Servieren sie eine Ofenkartoffel mit Oxalisquark. Dazu können weitere Kräuter kombiniert werden wie Kerbel, Schnittlauch, Petersilie sowie feingeschnittener Staudensellerie. Als kleine Vorspeise schmeckt ein Bohnenpüree mit Oxalispesto. Durch Zugabe von pürierter Petersilie lässt sich ein Zuviel an Säure ausgleichen. Oder Sie servieren Lamm-Merguez mit einem Oxalis-Spinat-Salat. Der Clou dabei ist eine Garnitur aus Granatapfelkernen und gehackten Pistazien.

PEA SHOOTS

Eigentlich verbergen sich dahinter schlicht und ergreifend die jungen Triebe der Gartenerbse. In England sind sie inzwischen sehr beliebt. Wer sie nicht selbst anbaut, erhält sie aber nur bei Marks and Spencer oder Sainsbury’s.

Wir haben lange getestet, welche Varietät die besten Pea Shoots liefert und sie auch gefunden. Die saftig-zarten Triebe schmecken delikat nach Erbse, aber nicht zu intensiv.

In der Zubereitung ist alles möglich. Roh im Salat, gebacken mit Fleisch oder Fisch, gebraten im Wok oder fein geschnitten in Saucen und Dressings. So einfach wie genial ist die Kombination von zweierlei Erbsen mit Kartoffelsalat, Risotto oder Penne.

Wasabi Rauke

Noch nie gehört? Kein Wunder, denn es handelt sich dabei um eine neue Züchtung. Sie enthält jede Menge scharfe Senföle und verblüfft im Geschmack. Ihr Aroma erinnert unverkennbar an Wasabi. Die Wasabi-Rauke peppt jede Salatmischung auf und schmeckt genial auf Burger.

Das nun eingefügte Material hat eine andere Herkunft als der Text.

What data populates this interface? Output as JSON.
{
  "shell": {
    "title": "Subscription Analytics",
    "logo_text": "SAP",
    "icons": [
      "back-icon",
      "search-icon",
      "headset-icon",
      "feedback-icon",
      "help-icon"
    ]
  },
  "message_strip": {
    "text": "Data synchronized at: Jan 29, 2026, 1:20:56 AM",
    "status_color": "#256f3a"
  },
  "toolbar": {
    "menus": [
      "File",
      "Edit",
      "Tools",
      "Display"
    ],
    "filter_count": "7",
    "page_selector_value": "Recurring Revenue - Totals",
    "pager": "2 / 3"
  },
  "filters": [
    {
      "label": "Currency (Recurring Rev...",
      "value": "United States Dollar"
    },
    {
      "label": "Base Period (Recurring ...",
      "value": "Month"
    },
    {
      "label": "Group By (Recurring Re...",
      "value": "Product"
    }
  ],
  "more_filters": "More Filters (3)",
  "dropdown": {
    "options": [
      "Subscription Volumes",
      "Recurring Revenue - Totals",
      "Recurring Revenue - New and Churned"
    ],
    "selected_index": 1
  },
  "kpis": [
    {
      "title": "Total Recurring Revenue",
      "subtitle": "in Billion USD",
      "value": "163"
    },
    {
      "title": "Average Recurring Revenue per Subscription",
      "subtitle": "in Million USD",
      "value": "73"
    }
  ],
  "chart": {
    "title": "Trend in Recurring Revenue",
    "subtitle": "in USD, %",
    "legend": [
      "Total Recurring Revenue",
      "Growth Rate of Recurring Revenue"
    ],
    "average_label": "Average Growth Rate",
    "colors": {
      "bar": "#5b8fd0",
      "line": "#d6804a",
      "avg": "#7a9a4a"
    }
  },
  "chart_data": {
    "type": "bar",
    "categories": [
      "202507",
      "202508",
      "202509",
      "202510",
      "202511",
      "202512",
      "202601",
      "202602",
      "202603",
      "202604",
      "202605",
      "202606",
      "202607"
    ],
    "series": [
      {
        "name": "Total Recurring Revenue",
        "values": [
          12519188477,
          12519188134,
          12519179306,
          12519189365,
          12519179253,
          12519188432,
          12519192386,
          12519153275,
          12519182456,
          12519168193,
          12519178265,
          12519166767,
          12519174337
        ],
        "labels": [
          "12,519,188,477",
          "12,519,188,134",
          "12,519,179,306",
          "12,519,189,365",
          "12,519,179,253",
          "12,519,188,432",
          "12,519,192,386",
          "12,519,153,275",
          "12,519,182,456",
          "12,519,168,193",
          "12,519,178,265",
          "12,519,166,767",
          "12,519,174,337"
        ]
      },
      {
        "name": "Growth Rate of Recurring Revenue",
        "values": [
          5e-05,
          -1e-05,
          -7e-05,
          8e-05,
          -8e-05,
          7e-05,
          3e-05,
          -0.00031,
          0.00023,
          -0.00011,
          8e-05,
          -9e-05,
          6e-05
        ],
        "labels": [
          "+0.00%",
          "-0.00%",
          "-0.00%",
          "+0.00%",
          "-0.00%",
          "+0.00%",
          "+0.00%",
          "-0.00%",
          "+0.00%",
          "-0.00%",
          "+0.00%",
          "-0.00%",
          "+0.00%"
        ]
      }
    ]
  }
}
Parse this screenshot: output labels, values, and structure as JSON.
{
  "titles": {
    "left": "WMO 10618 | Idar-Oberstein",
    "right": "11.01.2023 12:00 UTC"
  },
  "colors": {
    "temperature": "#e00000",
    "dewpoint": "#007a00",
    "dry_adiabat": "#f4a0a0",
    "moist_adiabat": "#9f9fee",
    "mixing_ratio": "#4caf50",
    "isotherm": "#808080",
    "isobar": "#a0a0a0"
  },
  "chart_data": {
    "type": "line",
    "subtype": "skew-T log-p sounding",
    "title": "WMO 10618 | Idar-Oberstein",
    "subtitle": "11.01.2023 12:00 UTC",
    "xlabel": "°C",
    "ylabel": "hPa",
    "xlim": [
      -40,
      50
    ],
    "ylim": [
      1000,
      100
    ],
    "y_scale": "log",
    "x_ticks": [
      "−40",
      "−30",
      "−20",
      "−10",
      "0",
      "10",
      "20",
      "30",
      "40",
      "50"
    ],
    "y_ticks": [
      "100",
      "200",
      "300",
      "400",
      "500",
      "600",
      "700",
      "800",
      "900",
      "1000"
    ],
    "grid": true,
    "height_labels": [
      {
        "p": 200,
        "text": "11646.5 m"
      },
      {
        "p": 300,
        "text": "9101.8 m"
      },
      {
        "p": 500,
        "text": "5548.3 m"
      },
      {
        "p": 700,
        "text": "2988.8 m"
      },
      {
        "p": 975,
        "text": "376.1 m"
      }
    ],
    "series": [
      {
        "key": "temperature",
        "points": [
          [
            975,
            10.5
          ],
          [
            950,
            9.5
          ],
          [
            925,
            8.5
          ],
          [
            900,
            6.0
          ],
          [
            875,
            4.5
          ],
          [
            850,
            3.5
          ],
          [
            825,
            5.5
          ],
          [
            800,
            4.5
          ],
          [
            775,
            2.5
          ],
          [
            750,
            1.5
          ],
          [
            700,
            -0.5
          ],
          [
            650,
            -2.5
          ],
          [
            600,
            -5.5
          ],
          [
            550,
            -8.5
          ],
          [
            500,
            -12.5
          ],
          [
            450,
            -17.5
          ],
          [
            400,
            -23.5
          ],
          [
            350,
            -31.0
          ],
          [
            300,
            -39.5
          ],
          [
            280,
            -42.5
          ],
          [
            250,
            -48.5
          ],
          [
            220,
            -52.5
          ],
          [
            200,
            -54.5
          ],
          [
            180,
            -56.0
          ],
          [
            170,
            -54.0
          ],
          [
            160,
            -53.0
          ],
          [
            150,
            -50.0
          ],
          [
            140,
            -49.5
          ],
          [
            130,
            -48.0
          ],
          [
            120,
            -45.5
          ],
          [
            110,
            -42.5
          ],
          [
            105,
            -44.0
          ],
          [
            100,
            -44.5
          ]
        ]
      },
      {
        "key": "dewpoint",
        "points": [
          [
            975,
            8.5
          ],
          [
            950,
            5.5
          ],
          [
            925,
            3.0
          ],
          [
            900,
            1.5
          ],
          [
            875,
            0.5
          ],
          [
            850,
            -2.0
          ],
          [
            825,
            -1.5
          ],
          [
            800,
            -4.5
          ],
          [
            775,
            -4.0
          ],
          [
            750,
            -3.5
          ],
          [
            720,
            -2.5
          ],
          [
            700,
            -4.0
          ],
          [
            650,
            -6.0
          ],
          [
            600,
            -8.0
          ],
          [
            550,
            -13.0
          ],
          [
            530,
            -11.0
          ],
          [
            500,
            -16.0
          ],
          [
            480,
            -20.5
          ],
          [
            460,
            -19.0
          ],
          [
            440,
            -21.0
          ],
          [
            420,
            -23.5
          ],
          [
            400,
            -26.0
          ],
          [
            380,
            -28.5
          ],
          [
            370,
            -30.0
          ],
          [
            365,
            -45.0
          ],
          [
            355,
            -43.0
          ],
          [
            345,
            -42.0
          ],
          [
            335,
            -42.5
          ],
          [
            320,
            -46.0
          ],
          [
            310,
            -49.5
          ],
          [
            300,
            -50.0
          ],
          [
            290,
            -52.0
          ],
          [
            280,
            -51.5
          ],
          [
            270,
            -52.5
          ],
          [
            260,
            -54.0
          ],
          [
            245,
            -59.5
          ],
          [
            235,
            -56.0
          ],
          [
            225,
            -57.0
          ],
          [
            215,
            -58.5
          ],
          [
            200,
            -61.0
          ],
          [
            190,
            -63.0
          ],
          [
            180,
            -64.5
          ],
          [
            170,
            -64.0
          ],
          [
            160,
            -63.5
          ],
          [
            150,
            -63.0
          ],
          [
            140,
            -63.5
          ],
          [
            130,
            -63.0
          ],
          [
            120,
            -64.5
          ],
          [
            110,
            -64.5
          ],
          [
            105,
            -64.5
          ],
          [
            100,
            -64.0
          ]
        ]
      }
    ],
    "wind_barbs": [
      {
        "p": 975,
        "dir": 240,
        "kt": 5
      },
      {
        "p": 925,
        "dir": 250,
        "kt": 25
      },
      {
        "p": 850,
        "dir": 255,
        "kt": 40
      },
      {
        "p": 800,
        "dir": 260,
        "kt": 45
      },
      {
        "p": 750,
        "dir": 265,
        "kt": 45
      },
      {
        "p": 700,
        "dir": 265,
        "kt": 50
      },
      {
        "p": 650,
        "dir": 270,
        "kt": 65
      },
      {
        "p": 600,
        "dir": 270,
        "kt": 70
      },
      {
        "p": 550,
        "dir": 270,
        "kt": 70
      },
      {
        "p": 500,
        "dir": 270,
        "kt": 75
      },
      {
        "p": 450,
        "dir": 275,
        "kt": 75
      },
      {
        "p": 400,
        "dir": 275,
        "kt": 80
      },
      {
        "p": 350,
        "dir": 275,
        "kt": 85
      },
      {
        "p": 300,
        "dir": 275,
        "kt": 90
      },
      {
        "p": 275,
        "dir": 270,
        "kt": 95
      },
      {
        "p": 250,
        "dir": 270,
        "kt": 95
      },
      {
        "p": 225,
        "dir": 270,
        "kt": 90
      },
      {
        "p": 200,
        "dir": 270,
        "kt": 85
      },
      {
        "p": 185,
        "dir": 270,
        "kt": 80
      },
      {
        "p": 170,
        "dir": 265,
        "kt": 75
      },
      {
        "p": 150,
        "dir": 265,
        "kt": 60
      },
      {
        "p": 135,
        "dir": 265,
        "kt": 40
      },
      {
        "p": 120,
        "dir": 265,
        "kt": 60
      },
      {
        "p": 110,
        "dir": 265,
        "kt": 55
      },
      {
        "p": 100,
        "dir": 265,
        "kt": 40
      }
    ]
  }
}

In Butter oder Olivenöl gedünstet ist sie auch eine perfekte Begleitung zur Jakobsmuschel. Der Keltenhof ist übrigens das einzige Unternehmen, welches das innovative Kraut über den Handel in Deutschland anbietet.

WASSERKRESSE

Der Anbau von Wasserkresse benötigt ganz eigene Kulturbedingungen. Die Wasserpflanze wächst im fließenden Wasser. Dabei stellt sie hohe Ansprüche an die Wasserqualität. Die Beete werden deshalb ständig mit frischem Trinkwasser geflutet.

Geerntet werden nur die zarten, rundlichen Blätter, die besonders reich an Jod und Vitamin C sind. Sie verfügen über einen frischen, leicht scharfen Geschmack, der durch ein Senföl-glykosid verursacht wird.

Wasserkresse schmeckt als Suppe oder Salat, zum Beispiel in Kombination mit unserem Baby Spinat. Wasserkresse-Salat passt übrigens wunderbar zu Meeresfrüchten oder zu einem Selleriesoufflee.

KALE GRÜN/ROT

In Amerika und in England sind diese Minispezies von wildem Kohl seit langem bekannt – in Deutschland dagegen kennt sie kein Mensch. Dabei lassen sich mit diesen vitaminreichen Kohlpflänzchen im Handumdrehen köstliche Gerichte zaubern.

Brassica Oleracea wird auf dem Keltenhof sehr jung geerntet und in einer grünen und einer violetten Varietät angebaut.

Der grüne Kale schmeckt am besten mit Frühlingszwiebeln in Olivenöl gebraten – eine einfache, aber originelle Beilage zu Fisch, Kalbsleber oder Steak. Der rote Kale schmeckt als Salat mit einem Senf- oder Zitronendressing. Ob mariniert, gedünstet oder roh – es lassen sich immer wieder neue überraschende Kreationen mit dem jungen Kohl erzielen.